West Section – From Longwood Road South the alignment transitions into the centre of Main Street and continues westward towards the McMaster University Medical Centre before turning north towards the terminus station on the McMaster University campus. (Page 24)
The BCA examines three options:
- all BRT,
- all LRT, or
- a staged implementation of LRT on the heavier western part of the route connecting at King and Ottawa to BRT for the remainder. The LRT would be extended to Eastgate Square at a future date.
Common to all designs would be the reintroduction of two-way traffic on what is now the one-way pair of King and Main Streets in downtown Hamilton.
The BCA considers but rejects the option of diverting the route south to link with Hunter Street Station, now the site of GO Transit’s Hamilton rail service. A GO connection will be important, but to which station? The recently announced extension of service to Niagara Falls will return train service to the old James Street Station on the north side of downtown. Indeed, more trains may run through James Street than to Hunter Street. The rapid transit line cannot connect with both of them.
GO Transit unveiled a plan last night in which it aims to extend all-day train service — that now goes to Aldershot — to a proposed station on the CN line at James Street North. That would involve 10 trains each way between the proposed new Hamilton station and Union Station in Toronto. Niagara would see four trains each way between Union Station and Niagara Falls. Hamilton would keep its eight trains — four each way — that now run between Union Station and the former Toronto, Hamilton & Buffalo Railway station on Hunter Street.
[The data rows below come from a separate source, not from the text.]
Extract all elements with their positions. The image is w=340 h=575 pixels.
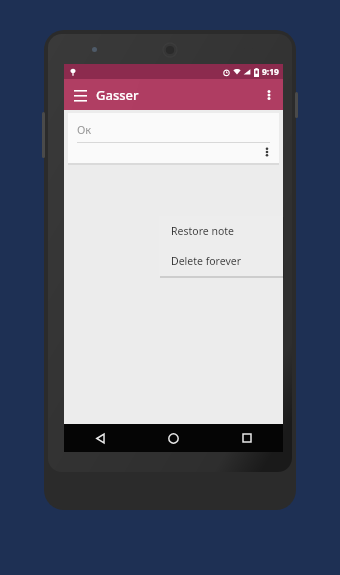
button[interactable]: Ок — [68, 113, 279, 163]
button[interactable]: Note options — [258, 143, 276, 161]
button[interactable]: Restore note — [159, 216, 283, 246]
staticText: Gasser — [96, 86, 139, 104]
button[interactable]: More options — [259, 85, 279, 105]
staticText: Delete forever — [171, 254, 242, 268]
staticText: 9:19 — [262, 66, 279, 78]
staticText: Restore note — [171, 224, 234, 238]
staticText: Ок — [77, 122, 92, 137]
button[interactable]: Back — [64, 424, 137, 452]
button[interactable]: Delete forever — [159, 246, 283, 276]
button[interactable]: Home — [137, 424, 210, 452]
button[interactable]: Open navigation drawer — [70, 85, 90, 105]
button[interactable]: Recent apps — [210, 424, 283, 452]
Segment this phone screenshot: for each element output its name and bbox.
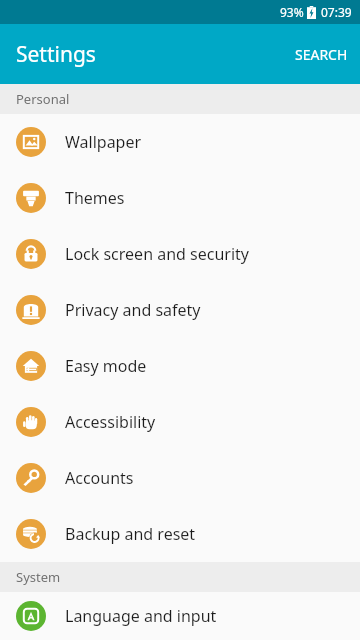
staticText: System: [16, 568, 61, 586]
button[interactable]: Lock screen and security: [0, 226, 360, 282]
staticText: Easy mode: [65, 355, 147, 377]
button[interactable]: Language and input: [0, 592, 360, 640]
button[interactable]: Backup and reset: [0, 506, 360, 562]
button[interactable]: Themes: [0, 170, 360, 226]
button[interactable]: Privacy and safety: [0, 282, 360, 338]
button[interactable]: Accessibility: [0, 394, 360, 450]
staticText: 07:39: [321, 4, 352, 20]
button[interactable]: Easy mode: [0, 338, 360, 394]
staticText: Wallpaper: [65, 131, 142, 153]
staticText: Lock screen and security: [65, 243, 249, 265]
staticText: SEARCH: [295, 45, 348, 64]
staticText: Language and input: [65, 605, 217, 627]
button[interactable]: Accounts: [0, 450, 360, 506]
button[interactable]: Wallpaper: [0, 114, 360, 170]
staticText: Personal: [16, 90, 70, 108]
staticText: Accessibility: [65, 411, 156, 433]
button[interactable]: SEARCH: [283, 31, 360, 78]
staticText: Accounts: [65, 467, 134, 489]
staticText: 93%: [280, 4, 304, 20]
staticText: Privacy and safety: [65, 299, 201, 321]
staticText: Themes: [65, 187, 125, 209]
staticText: Settings: [16, 40, 96, 69]
staticText: Backup and reset: [65, 523, 196, 545]
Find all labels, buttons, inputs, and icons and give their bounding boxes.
Source: Canadian Pacific Daily News Scan from the Hamilton Spectator and the Niagara Falls Review, January 27, 2010
After a great deal of number crunching (which I will leave to my readers’ copious spare time), the report concludes:
Overall, the results indicate that an investment in LRT in Hamilton will generate significant benefits and support the City’s broader objectives to revitalize, redevelop and reshape its most significant east-west corridor. While the lowest cost option, Option 1, produces the highest benefit-cost ratio of 1.4, both LRT options generated benefit-cost ratios that are greater than 1.0. The highest cost option, Option 2, also produced the greatest benefits in all accounts, all of which make an important contribution towards achieving the objectives and goals of both the City and the Province. (Page 51)
This is a straightforward, unambiguous conclusion. However, there is a covering report on the Metrolinx agenda, and it is not quite so clear in supporting LRT.
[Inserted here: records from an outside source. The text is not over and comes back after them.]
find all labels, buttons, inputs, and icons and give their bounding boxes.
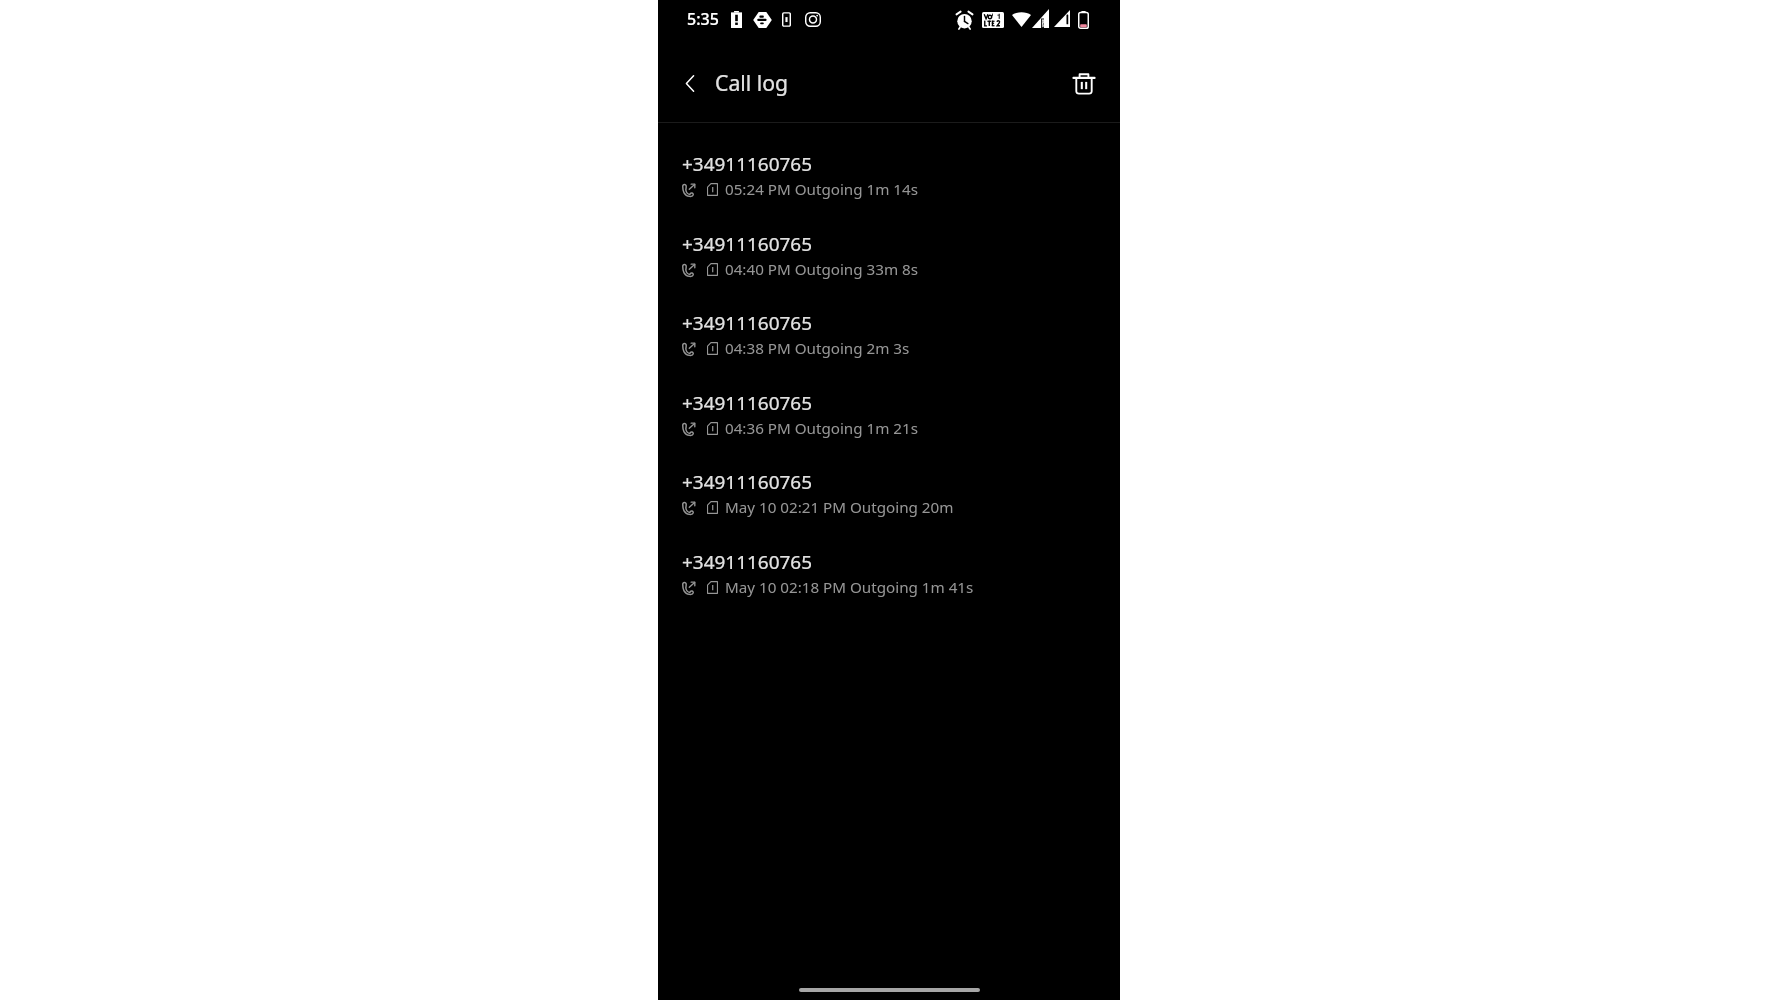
staticText: 05:24 PM Outgoing 1m 14s xyxy=(725,179,919,200)
button[interactable]: Delete xyxy=(1060,59,1108,107)
staticText: +34911160765 xyxy=(682,151,812,177)
staticText: 04:38 PM Outgoing 2m 3s xyxy=(725,338,910,359)
staticText: +34911160765 xyxy=(682,549,812,575)
staticText: May 10 02:21 PM Outgoing 20m xyxy=(725,497,954,518)
staticText: 04:36 PM Outgoing 1m 21s xyxy=(725,418,919,439)
staticText: May 10 02:18 PM Outgoing 1m 41s xyxy=(725,577,974,598)
staticText: +34911160765 xyxy=(682,469,812,495)
button[interactable]: +34911160765 xyxy=(658,222,1120,302)
staticText: +34911160765 xyxy=(682,310,812,336)
button[interactable]: +34911160765 xyxy=(658,301,1120,381)
staticText: 5:35 xyxy=(687,8,719,30)
button[interactable]: Back xyxy=(666,59,714,107)
button[interactable]: +34911160765 xyxy=(658,540,1120,620)
button[interactable]: +34911160765 xyxy=(658,460,1120,540)
staticText: Call log xyxy=(715,68,789,97)
button[interactable]: +34911160765 xyxy=(658,142,1120,222)
button[interactable]: +34911160765 xyxy=(658,381,1120,461)
staticText: +34911160765 xyxy=(682,390,812,416)
staticText: +34911160765 xyxy=(682,231,812,257)
staticText: 04:40 PM Outgoing 33m 8s xyxy=(725,259,919,280)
Although full LRT is the highest-cost option, it also generates the highest transportation user benefits in terms of travel time savings, ridership attraction and overall “qualitative” travel experience. LRT also carries a stronger potential to reduce greenhouse gas emissions and generate more significant economic development impacts such as employment, income and Gross Domestic Product (GDP) growth for the city and region. The BCA also identifies LRT as having greater potential to shape land uses and uplift land values along the King-Main corridor.
BRT is considerably less expensive to build and thus generates a strong benefits-cost ratio. At the same time, however, BRT delivers less total benefits and its secondary benefits are less extensive.
On the other hand, the significantly higher investment required for the full LRT option will require careful attention to the partial LRT option to increase affordability – and even to the BRT option if sufficient funding is unavailable for either LRT option. (Page 2, italics added)
This is an astounding statement. “Sufficient funding unavailable”? Whatever happened to the brave new world of The Big Move where transit investments would flow like water from Queen’s Park? Are we suddenly feeling poor, and cutting back on transit options? This rapid transit line is the second in the “top 15” priority list.
If the BCA had shown LRT to be a poor choice, one might understand taking the least cost option, but that is not the case here.
Metrolinx has some explaining to do, especially in regard to the many other top priority projects in its hopper. Maybe transit isn’t quite as important as Dalton McGuinty claimed it was back on that sunny day in June 2007 when he announced MoveOntario 2020.